2) Quoted from the article , why two cycles to start, and two cycles to stop ?

Best Answer

At least in one specific community (the one concerned with synchronous elastic systems), the capacity-2 buffer is called an elastic buffer (EB), and is NOT the simplest primitive. As you noted, capacity-1 buffer is simpler, and indeed it's this capacity-1 buffer that is called "skid buffer" in the synchronous elastic community (see, e.g., Automatic Pipelining of Elastic Systems, Fig. 2.5 and Fig. 2.7).

The capacity-2 buffer then is just a sequence of a capacity-1 buffer and a usual register (plus control; there are obviously two ways to sequence those two).

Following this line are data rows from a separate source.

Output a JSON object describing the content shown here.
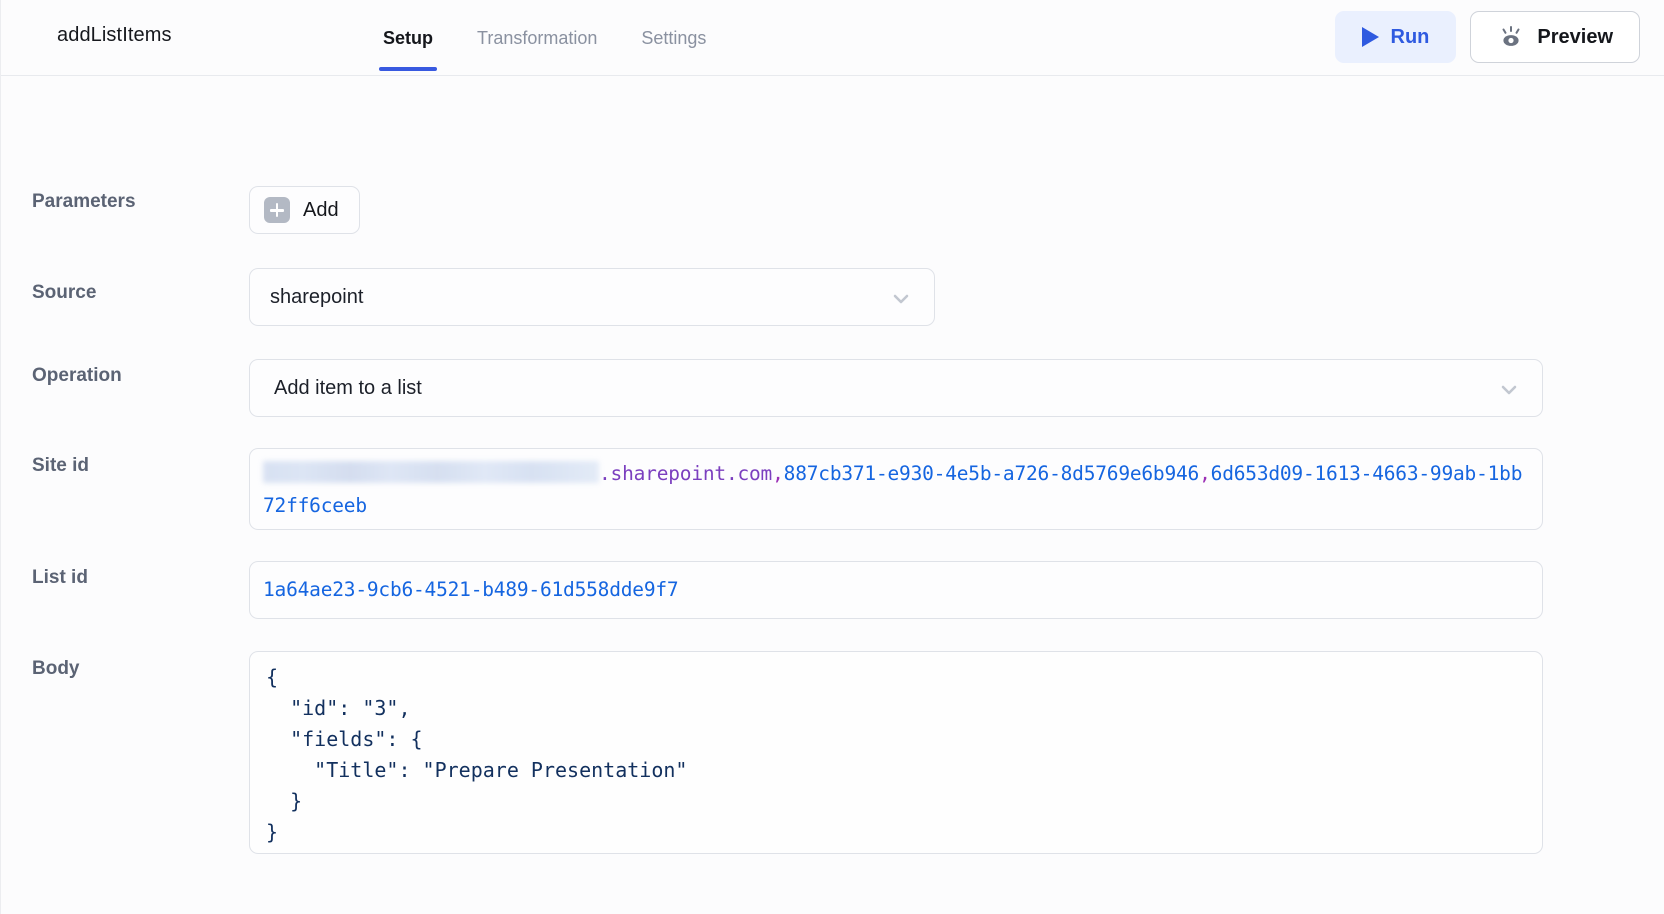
{
  "header": {
    "node_title": "addListItems",
    "tabs": [
      {
        "label": "Setup",
        "active": true
      },
      {
        "label": "Transformation",
        "active": false
      },
      {
        "label": "Settings",
        "active": false
      }
    ],
    "run_button": "Run",
    "preview_button": "Preview",
    "accent_color": "#3859e0",
    "run_bg_color": "#eaf0fe"
  },
  "form": {
    "parameters": {
      "label": "Parameters",
      "add_button": "Add"
    },
    "source": {
      "label": "Source",
      "value": "sharepoint"
    },
    "operation": {
      "label": "Operation",
      "value": "Add item to a list"
    },
    "site_id": {
      "label": "Site id",
      "redacted_prefix": "",
      "domain": ".sharepoint.com",
      "separator_1": ",",
      "guid_1": "887cb371-e930-4e5b-a726-8d5769e6b946",
      "separator_2": ",",
      "guid_2": "6d653d09-1613-4663-99ab-1bb72ff6ceeb"
    },
    "list_id": {
      "label": "List id",
      "value": "1a64ae23-9cb6-4521-b489-61d558dde9f7"
    },
    "body": {
      "label": "Body",
      "value": "{\n  \"id\": \"3\",\n  \"fields\": {\n    \"Title\": \"Prepare Presentation\"\n  }\n}"
    }
  }
}
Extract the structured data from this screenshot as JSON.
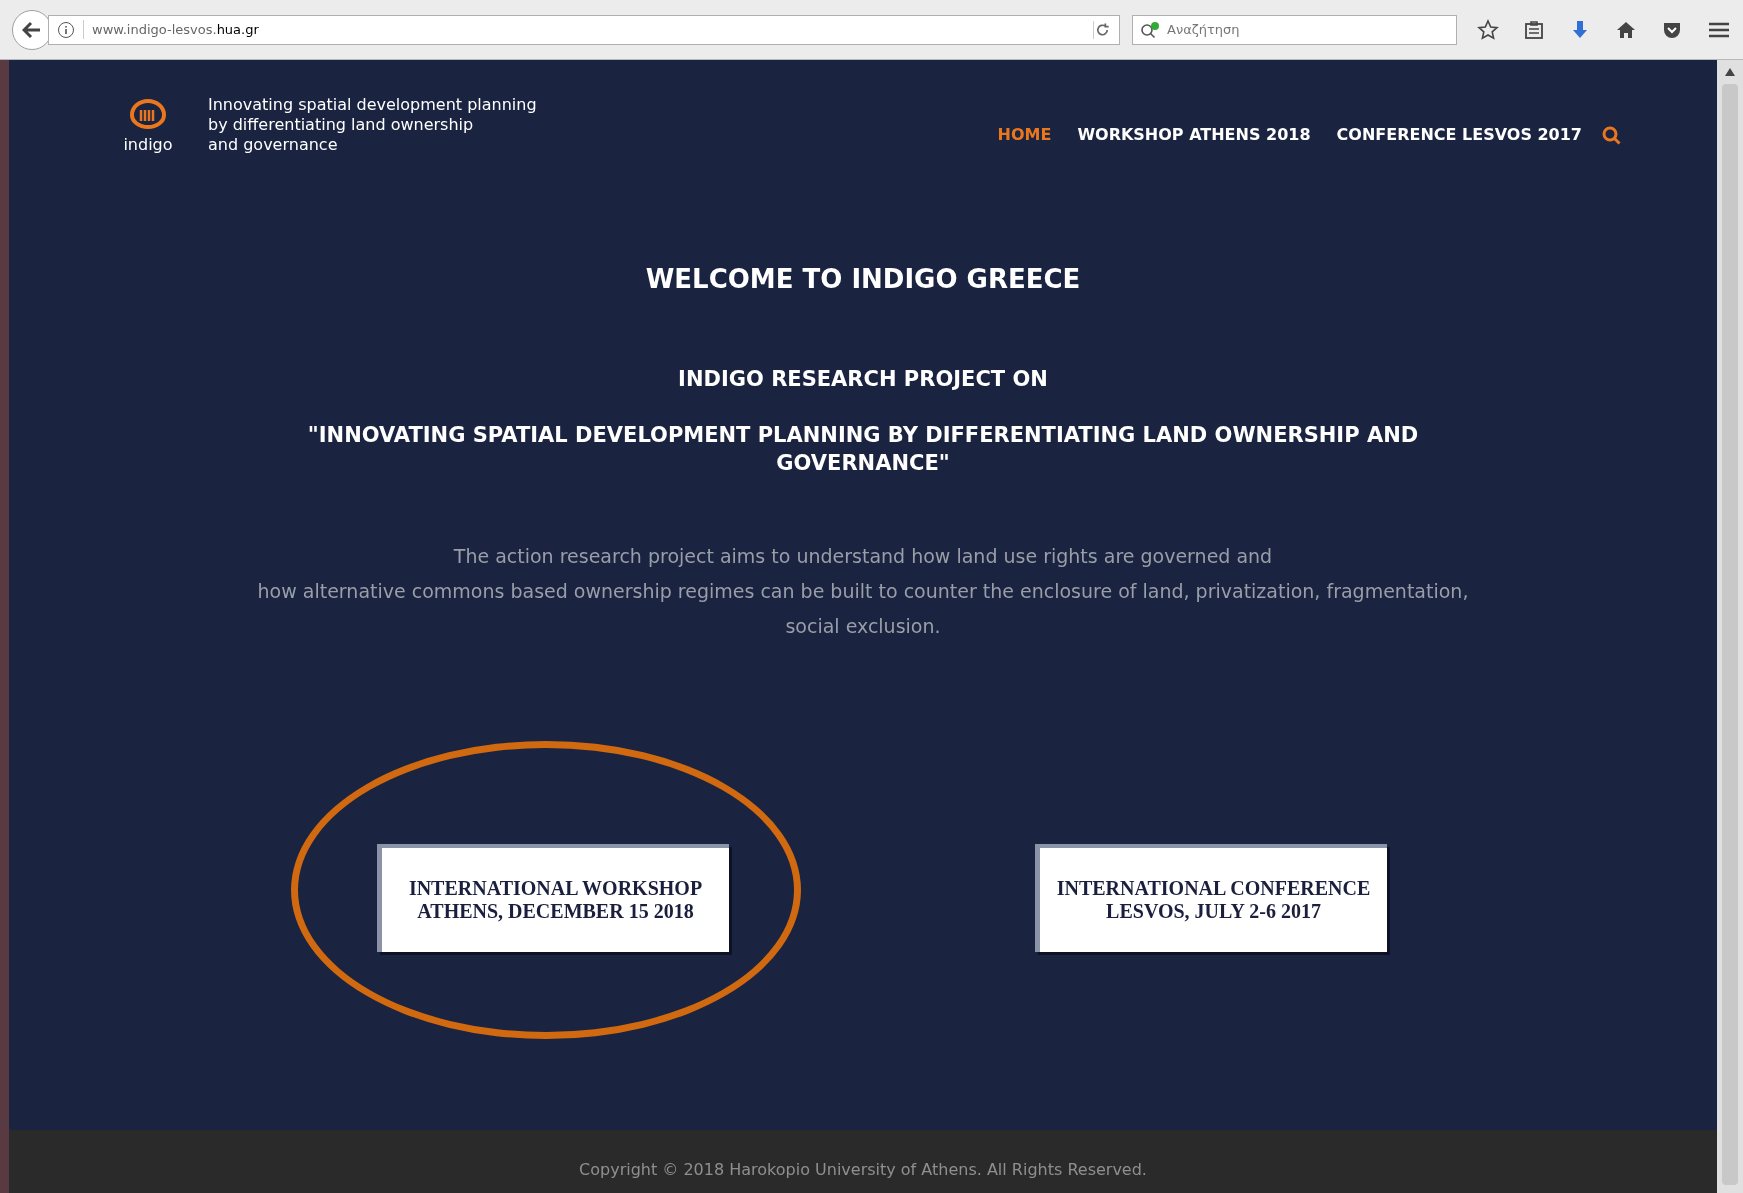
{
  "browser": {
    "url_prefix": "www.indigo-lesvos.",
    "url_domain": "hua.gr",
    "search_placeholder": "Αναζήτηση"
  },
  "header": {
    "logo_text": "indigo",
    "tagline": [
      "Innovating spatial development planning",
      "by differentiating land ownership",
      "and governance"
    ],
    "nav": [
      {
        "label": "HOME",
        "selected": true
      },
      {
        "label": "WORKSHOP ATHENS 2018",
        "selected": false
      },
      {
        "label": "CONFERENCE LESVOS 2017",
        "selected": false
      }
    ]
  },
  "main": {
    "title": "WELCOME TO INDIGO GREECE",
    "subtitle": "INDIGO RESEARCH PROJECT ON",
    "quote": "\"INNOVATING SPATIAL DEVELOPMENT PLANNING BY DIFFERENTIATING LAND OWNERSHIP AND GOVERNANCE\"",
    "paragraph": [
      "The action research project aims to understand how land use rights are governed and",
      "how alternative commons based ownership regimes can be built to counter the enclosure of land, privatization, fragmentation,",
      "social exclusion."
    ],
    "buttons": [
      {
        "lines": [
          "INTERNATIONAL WORKSHOP",
          "ATHENS, DECEMBER 15 2018"
        ],
        "circled": true
      },
      {
        "lines": [
          "INTERNATIONAL CONFERENCE",
          "LESVOS, JULY 2-6 2017"
        ],
        "circled": false
      }
    ]
  },
  "footer": {
    "text": "Copyright © 2018 Harokopio University of Athens. All Rights Reserved."
  }
}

So why is the OP article using a capacity-2 buffer? Because the article is about pipelining, so by definition, all data must be registered on every possible transaction. Capacity-1 buffer hits register 0 or 1 times, so it's not always registered. Capacity-2 buffer hits register 1 or 2 times, so is useful for pipelining. To put it in a different way - one register is used for pipelining (to always shorten the length of combinational circuit) and the other register is used for "elasticity" (to not drop data on the floor when the downstream is stalled but upstream is still sending).

One important point is that when pipelining a path with a stalling protocol (ready/stall/stop, etc.), the stalling signal also has to be registered to avoid it limiting the clock rate. See SELF: Specification and design of synchronous elastic circuits for a short discussion of that (they propose using latches, but also acknowledge FFs may be needed in some cases, such as FPGAs). From this observation follows the need for an additional data register to preserve a data item in case the upstream was sending when downstream stalled (this data item follows the one currently in the "main" register, and the design has to ensure this sequence is preserved).